Sometimes, while preparing for autumn,
I go about picking up the memories I scattered in summer, one by one,
but that blunted love—I just can’t bring myself to take it with me.
One day, just as that summer was beginning,
I first saw that love—
with a deep and tightly packed core,
a bright yellow exterior, solid and unblemished, dazzling to behold.

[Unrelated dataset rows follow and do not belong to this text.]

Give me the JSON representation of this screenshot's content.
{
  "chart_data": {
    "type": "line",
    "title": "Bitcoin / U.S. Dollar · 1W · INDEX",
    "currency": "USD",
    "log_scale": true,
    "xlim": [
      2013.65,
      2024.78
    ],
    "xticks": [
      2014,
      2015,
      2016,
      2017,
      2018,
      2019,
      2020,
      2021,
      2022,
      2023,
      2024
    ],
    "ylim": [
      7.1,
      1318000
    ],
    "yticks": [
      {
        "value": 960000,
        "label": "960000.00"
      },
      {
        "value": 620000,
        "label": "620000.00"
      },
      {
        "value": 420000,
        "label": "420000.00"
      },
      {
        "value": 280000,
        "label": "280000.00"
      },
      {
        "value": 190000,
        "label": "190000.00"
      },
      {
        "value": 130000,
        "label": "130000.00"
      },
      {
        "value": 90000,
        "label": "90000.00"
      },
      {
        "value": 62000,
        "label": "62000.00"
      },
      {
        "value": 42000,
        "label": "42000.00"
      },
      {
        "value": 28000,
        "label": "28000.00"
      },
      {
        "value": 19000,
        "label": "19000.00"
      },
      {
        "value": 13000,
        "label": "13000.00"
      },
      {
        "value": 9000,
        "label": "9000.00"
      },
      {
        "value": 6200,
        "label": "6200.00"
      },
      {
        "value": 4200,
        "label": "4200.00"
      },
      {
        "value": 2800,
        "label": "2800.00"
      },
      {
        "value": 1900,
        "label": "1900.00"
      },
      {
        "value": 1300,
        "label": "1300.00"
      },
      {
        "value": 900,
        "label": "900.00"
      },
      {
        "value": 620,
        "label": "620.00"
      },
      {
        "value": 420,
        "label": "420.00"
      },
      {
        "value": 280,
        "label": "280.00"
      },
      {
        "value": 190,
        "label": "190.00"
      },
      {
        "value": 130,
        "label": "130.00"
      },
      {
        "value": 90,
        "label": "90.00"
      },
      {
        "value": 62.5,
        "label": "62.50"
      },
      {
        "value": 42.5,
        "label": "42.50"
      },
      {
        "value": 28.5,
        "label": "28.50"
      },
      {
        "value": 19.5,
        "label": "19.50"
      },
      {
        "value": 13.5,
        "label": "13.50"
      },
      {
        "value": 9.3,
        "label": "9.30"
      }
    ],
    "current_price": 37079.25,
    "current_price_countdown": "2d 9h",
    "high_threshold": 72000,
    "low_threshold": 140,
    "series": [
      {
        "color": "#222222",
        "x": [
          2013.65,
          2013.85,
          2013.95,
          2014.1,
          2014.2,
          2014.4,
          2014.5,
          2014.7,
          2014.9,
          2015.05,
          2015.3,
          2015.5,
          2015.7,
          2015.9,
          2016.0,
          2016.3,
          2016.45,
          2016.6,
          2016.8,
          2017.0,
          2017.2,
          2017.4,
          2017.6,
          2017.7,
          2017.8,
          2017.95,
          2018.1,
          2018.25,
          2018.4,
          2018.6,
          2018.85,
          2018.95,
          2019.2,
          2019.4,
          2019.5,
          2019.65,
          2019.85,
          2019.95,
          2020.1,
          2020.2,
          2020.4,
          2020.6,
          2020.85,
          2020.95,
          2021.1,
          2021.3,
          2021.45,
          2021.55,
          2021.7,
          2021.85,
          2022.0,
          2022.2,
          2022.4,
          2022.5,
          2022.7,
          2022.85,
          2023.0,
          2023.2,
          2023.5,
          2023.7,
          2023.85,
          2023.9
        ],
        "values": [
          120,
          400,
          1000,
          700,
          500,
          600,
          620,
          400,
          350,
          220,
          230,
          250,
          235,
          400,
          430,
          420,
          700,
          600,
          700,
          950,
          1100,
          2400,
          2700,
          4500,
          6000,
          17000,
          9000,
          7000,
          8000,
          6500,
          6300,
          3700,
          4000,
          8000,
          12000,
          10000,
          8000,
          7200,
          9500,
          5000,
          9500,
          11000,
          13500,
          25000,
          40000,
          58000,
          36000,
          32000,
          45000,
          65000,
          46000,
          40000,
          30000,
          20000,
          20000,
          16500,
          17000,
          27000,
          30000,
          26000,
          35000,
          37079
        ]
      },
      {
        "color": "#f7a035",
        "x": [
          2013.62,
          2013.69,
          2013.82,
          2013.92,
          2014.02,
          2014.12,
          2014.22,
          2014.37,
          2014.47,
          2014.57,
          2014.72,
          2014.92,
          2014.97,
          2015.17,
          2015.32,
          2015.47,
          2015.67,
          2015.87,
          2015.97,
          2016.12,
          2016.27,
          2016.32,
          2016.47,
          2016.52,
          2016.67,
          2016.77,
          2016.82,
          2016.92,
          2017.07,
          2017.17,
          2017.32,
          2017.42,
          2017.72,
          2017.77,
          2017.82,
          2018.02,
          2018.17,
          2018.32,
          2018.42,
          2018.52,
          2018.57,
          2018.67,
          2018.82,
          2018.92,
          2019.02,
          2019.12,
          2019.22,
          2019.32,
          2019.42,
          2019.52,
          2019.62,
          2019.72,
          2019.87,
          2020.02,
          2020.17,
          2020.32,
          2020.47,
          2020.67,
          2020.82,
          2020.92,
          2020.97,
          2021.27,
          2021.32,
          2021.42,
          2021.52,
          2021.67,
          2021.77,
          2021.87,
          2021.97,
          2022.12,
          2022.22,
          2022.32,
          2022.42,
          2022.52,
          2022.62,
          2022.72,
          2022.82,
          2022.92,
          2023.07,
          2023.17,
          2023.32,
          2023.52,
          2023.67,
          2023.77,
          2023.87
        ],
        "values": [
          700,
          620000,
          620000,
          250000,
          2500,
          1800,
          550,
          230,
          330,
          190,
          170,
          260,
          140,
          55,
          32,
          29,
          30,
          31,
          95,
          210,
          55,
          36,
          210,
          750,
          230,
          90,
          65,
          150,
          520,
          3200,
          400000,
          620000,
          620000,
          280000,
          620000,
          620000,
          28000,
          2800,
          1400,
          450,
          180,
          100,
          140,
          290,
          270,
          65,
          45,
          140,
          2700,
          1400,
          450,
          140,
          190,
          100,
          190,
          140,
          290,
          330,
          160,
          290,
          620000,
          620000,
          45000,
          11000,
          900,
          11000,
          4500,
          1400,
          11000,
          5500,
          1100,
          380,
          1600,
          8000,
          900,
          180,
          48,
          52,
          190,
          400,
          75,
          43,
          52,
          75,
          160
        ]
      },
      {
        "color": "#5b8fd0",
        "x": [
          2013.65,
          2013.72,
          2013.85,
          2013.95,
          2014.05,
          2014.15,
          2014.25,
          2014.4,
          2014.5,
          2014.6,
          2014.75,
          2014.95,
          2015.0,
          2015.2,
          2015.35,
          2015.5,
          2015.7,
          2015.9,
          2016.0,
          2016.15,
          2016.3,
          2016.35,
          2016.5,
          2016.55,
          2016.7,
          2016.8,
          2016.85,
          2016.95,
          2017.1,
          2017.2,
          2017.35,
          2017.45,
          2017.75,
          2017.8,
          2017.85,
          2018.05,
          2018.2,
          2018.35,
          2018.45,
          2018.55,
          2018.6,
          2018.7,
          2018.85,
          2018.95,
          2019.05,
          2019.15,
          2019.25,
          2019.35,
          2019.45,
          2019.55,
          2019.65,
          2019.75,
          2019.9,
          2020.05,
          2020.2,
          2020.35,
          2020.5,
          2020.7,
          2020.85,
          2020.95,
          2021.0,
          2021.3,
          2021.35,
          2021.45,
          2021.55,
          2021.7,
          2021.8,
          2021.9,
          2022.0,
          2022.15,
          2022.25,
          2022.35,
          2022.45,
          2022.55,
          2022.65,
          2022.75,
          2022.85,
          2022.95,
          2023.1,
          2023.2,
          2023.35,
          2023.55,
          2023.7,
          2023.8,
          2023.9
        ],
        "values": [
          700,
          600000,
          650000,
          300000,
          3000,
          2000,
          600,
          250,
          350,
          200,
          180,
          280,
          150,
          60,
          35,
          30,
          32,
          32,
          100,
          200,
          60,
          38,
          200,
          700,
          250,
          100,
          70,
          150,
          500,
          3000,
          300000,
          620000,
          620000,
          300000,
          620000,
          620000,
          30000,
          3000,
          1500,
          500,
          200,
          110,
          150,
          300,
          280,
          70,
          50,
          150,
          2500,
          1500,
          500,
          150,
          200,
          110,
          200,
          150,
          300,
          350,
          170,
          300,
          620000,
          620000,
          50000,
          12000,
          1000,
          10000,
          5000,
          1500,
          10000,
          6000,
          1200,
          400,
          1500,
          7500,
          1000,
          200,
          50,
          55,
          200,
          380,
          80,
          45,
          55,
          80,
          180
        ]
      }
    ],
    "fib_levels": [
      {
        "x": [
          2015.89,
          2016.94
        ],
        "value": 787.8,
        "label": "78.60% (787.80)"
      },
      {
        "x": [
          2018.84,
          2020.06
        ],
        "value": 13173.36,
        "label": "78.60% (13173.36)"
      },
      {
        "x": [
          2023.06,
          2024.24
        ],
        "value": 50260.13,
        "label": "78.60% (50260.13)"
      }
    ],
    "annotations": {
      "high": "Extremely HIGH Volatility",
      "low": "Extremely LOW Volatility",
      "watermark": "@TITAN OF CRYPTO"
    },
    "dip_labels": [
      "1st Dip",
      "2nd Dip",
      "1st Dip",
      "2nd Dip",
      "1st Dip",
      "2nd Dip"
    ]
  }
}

I grasped that love without hesitation.
I felt I could draw any picture, no matter the shape,
write even the hardest of stories endlessly and beautifully.
So it was, at the height of that summer,
the love I held had grown quite short.
Its core cracked and worn,
its body tired and marked with my fingernail dents, my bite marks.
Yet still, I resented that love—
for not being the same as before.
Then one day, as the summer’s heat began to ease,
I happened to gaze upon a white wall
filled with drawings and stories.
But what I had drawn and written
by sharpening away that love
wasn’t a deep, beautiful yellow like poster paint.
It was only my pitch-black selfishness.
Blunted by my greed,
longing and passion alike had all been shaved away.
It was a love worn down like a stubby pencil.
Now I can’t bring myself to carry this blunted love—
Could I, perhaps, recover it in a summer yet to come?
Might I meet it again,
tall and unwavering like a sunflower?
Will I be able to paint,
in vibrant strokes,
a summer overflowing with beautiful and bountiful memories?
This one deep, thick longing—I cannot seem to soothe it.